Tuesday, November 08, 2016

 When a Choice is No Choice in Syria

"Even I started tearing up -- the crying of men is so hard."
"I saw a gunman put some soil from Daraya in a plastic bag and smell it as if it was soil from paradise."
Abu Adnan, 50, green bus driver, Syria

"The green buses will be here. We will take selfies with those mercenaries while they leave like rats."
Shadi Helweh, pro-government reporter

"Damn the green buses, I'm seeing them in my dreams."
"We have a phobia [in the Old City of Homs] -- a 'bus complex'. In our minds, they equal displacement."
Jalal al-Telawi, 36, computer technician, Homs
A bus carrying rebels and members of their families from the besieged Syrian district of Waer, on the outskirts of Homs, in September. Credit Youssef Badawi/European Pressphoto Agency

In North America the school buses are painted yellow, they are used to transport children to primary and secondary schools in rural areas and urban areas alike. They are trusted by society with the most precious cargo any society can have, their children, the future generation. Especial care is taken on roads to ensure that traffic stops when school buses do, to take on or unload their charges, to make certain that children do not suffer from the excruciating effects of being a victim of an accident.
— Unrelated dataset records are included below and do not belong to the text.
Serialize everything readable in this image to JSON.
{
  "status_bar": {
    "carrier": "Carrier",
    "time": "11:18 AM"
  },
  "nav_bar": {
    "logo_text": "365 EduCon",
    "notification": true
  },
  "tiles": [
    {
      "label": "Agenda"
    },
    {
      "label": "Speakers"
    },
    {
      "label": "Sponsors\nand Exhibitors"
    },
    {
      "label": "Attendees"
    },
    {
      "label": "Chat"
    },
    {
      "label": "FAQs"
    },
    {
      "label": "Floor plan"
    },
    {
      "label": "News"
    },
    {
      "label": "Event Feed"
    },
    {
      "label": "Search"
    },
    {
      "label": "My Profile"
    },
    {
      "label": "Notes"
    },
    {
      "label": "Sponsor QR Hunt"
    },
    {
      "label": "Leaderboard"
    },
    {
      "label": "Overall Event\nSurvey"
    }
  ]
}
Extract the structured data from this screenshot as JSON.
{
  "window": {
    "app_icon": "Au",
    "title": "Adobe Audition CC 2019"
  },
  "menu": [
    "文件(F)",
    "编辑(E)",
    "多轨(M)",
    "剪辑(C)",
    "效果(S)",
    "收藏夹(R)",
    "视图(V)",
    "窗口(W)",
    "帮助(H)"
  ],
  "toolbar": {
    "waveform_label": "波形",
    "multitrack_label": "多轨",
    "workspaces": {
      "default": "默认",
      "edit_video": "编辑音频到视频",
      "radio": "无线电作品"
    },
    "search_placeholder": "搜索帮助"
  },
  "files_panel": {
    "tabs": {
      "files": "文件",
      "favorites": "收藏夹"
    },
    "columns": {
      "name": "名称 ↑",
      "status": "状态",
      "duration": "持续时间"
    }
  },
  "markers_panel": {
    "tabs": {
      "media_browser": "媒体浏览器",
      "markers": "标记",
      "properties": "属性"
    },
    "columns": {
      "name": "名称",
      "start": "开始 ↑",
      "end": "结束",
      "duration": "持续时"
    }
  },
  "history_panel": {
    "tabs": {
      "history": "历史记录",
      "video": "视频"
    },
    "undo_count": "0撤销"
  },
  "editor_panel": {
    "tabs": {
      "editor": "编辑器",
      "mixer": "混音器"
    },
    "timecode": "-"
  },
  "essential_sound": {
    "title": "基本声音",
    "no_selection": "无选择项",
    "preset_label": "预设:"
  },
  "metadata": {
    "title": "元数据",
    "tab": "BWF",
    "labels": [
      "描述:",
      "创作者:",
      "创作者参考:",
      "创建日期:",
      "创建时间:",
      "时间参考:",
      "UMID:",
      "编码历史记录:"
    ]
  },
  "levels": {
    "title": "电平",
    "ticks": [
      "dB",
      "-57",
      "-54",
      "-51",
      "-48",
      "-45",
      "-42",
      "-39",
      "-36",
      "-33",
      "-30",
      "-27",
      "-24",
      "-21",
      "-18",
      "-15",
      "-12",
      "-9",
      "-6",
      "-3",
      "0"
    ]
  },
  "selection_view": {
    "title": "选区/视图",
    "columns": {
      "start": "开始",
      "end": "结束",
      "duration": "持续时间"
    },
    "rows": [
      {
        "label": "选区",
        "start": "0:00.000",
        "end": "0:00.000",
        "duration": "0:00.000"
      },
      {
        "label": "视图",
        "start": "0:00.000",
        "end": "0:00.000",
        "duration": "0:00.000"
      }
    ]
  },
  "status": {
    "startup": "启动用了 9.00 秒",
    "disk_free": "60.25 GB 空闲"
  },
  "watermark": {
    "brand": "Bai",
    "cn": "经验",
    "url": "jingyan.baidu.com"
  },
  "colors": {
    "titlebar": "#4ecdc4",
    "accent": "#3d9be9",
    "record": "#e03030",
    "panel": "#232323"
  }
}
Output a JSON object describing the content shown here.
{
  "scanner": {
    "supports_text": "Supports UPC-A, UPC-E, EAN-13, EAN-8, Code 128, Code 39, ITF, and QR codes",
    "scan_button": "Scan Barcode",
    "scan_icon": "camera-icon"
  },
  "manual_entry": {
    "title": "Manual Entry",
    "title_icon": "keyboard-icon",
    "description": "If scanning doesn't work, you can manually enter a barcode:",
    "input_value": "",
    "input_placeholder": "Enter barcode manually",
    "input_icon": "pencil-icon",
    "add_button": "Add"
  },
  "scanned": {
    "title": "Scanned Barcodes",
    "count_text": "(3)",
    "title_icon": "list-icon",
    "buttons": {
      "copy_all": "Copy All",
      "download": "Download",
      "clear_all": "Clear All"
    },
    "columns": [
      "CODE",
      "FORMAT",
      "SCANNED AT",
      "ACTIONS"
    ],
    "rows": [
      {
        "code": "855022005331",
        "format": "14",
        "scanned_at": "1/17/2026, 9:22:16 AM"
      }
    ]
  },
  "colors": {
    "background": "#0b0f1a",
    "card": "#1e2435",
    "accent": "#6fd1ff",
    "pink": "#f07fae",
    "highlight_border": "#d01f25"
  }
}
It is illegal for another vehicle on the road to proceed if a yellow school bus flashers are on, children debarking.

When Syria's government was modernizing six years ago, it bought new school buses to replace the rickety old unreliable rustbuckets used to ferry schoolchildren to and from school. A proud new innovation, to keep children safe and secure and deliver them where they needed to be to become educated to take their rightful place in society. Now, Syrian Sunni children find that their rightful place in Syrian society is far away from Damascus and from Syria's largest city, once its economic engine, Aleppo. They are being deported along with their civilian parents.

This where the green buses now appear, no longer transporting schoolchildren, but taking on desperately needy and hungry Sunni Syrians who have long been under siege and in need of medical care and decent food and potable water, items that the Shiite Syrian portion of Aleppo and Damascus have no shortage of whatever. Now those green buses are seen everywhere, evacuating civilians and rebel fighters alike who can no longer withstand the aerial battering of bombs and artillery destroying homes and hopes alike.

The 250,000 people left in rebel-held areas of Aleppo were given the opportunity to choose; the pamphlet distributed offering them the choice of disposition was emphasized with a photograph of a bloody body, characterized as the choice of "doom", while the choice of "redemption" showcased the photograph of a green bus. The choice was theirs; to be bused to government territory where they know they may be subject to arrest and conscription. Alternately to be bused to another rebel-held area where they can be assured of ongoing airstrikes courtesy of Syrian or Russian warplanes.



The choice does not enthrall the residents, neither civilian families nor the still-armed but fatigued rebel fighters, clutching their weapons, heading hollow-eyed to debarkation from Aleppo, the city they swore they would never leave. Pro-government websites and videos shown on state television entertain the other half of Aleppo and Damascus with scenes of women and children peering from the windows of buses, crying or staring absently into space, leaving the very symbol of revolt and hopes for the future.

The Damascus suburb of Daraya suffered the very same fate, emptied of Sunni civilians and the rebels among them. Since the political demonstrations demanding reform were initiated in 2011, camouflage-suited state security officers or armed militiamen were ferried by green buses through Damascus, beating up and arresting protesters. They're a dreaded, familiar sight, far from their original purpose of taking Syrian children to and from school on a daily basis.

The evacuations have been named a "forced displacement" of civilians by the United Nations. Residents, it insists should be permitted to "return voluntarily, in safety and in dignity", which must most certainly cause Syrian President Bashar al-Assad no sleepless nights, but much amusement. Should rebel-held towns under siege and with the prospect of green buses arriving to evacuate the residents, refuse the offer, they come under more intense bombardments and tightened sieges.

A man in Aleppo
A man reacts on the rubble of damaged buildings after losing relatives to an airstrike in the besieged rebel-held al-Qaterji neighbourhood of Aleppo, Syria October 11, 2016.   REUTERS/Abdalrhman Ismail
From eastern Aleppo very few have taken up the offer to be taken elsewhere, despite the derision of Shadi Helweh taunting the rebels on state television. Despite the airstrikes being halted by Russia which promoted evacuations, there were few to take up the offer leading both Russia and the regime to accuse rebels of having blocked civilians from leaving. It was the position of the rebels that humanitarian aid should be permitted to enter; advising residents at the same that their safety could not be assured without international supervision on the buses.